In May, the final blow fell. The rumours that Dumbledore had been sacked were proved correct. Nobody could really believe that he was gone. Most of the Hogwarts students were debating whether or not to leave, and everyone seemed particularly twitchy.

Harriet had left a few days after Dumbledore did, on the instructions of her father, a forcible man, who had ordered her to return home despite her protests. She had parted tearfully with her friends, but Vivian thought she could discern a trace of relief in her expression. After all, she thought, it was understandable: Harriet's mother was a muggle, so she might be counted as one of the Heir of Slytherin's victims, and since she had no choice about staying or going, her leaving couldn't be counted as disloyalty.

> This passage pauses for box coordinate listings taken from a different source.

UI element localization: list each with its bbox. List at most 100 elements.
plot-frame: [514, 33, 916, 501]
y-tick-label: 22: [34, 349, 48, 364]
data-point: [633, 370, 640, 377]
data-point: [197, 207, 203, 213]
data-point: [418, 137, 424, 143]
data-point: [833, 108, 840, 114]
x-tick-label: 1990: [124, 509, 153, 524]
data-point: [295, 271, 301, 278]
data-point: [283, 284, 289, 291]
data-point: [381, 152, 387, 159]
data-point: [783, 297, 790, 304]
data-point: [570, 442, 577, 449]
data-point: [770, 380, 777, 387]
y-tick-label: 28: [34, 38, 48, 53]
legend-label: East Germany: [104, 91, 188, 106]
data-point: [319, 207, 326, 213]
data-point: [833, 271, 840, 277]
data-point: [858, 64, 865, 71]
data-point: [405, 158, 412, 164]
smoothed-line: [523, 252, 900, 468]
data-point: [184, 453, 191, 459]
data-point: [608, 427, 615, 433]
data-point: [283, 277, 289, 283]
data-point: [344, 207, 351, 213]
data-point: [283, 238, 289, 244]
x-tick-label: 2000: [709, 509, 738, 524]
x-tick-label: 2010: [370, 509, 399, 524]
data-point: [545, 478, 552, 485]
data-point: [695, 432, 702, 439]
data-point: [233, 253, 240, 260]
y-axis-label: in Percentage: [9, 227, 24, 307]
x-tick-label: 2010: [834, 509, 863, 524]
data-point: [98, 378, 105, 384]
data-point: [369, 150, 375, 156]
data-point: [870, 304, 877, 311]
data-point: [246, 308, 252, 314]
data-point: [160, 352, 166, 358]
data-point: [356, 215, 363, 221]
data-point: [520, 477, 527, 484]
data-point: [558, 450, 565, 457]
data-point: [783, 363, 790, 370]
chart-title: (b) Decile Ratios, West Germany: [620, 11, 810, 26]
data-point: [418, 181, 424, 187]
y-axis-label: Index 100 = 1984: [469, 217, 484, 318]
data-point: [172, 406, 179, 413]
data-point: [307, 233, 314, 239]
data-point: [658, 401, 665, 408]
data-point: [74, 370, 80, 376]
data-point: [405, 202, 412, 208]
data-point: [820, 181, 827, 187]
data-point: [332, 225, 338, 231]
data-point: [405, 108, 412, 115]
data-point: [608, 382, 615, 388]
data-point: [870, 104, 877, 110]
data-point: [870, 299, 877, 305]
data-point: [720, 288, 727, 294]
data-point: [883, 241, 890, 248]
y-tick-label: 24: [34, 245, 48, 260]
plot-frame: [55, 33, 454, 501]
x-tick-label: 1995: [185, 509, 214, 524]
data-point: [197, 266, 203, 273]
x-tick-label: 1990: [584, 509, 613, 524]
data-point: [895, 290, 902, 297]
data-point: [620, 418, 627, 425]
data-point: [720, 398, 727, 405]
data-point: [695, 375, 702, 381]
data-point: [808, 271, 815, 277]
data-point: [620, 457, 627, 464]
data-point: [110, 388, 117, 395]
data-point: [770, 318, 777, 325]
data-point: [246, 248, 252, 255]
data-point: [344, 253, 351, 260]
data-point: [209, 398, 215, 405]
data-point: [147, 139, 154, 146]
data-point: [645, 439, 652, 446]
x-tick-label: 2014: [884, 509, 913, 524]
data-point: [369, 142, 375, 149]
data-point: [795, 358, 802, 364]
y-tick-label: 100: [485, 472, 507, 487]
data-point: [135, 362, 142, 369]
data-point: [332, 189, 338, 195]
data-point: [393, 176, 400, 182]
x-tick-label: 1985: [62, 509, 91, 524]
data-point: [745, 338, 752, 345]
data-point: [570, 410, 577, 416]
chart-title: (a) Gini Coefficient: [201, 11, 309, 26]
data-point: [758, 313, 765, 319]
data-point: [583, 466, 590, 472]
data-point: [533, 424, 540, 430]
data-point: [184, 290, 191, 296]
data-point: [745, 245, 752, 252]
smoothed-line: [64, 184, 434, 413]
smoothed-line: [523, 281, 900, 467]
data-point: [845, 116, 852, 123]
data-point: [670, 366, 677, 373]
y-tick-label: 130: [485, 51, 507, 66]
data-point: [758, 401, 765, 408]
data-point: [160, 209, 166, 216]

Snape, shepherding a class of reluctant third years to Divination a week after Dumbledore's departure was accosted by Professor McGonagall in her capacity of temporary headmistress:

"I'm rushed off my feet Severus," she said immediately, and indeed she looked it, her face was pale and there were shadows under her eyes, "I was wondering if you could take care of Dumbledore's mail? There's so much to deal with at the moment.

"Of course." Snape had replied, more gently than was his wont. But when he got back to his office he sighed, knowing that he was in for a lot of extra work.

The purple envelope lay innocently under a pile of letters on his desk, and waited.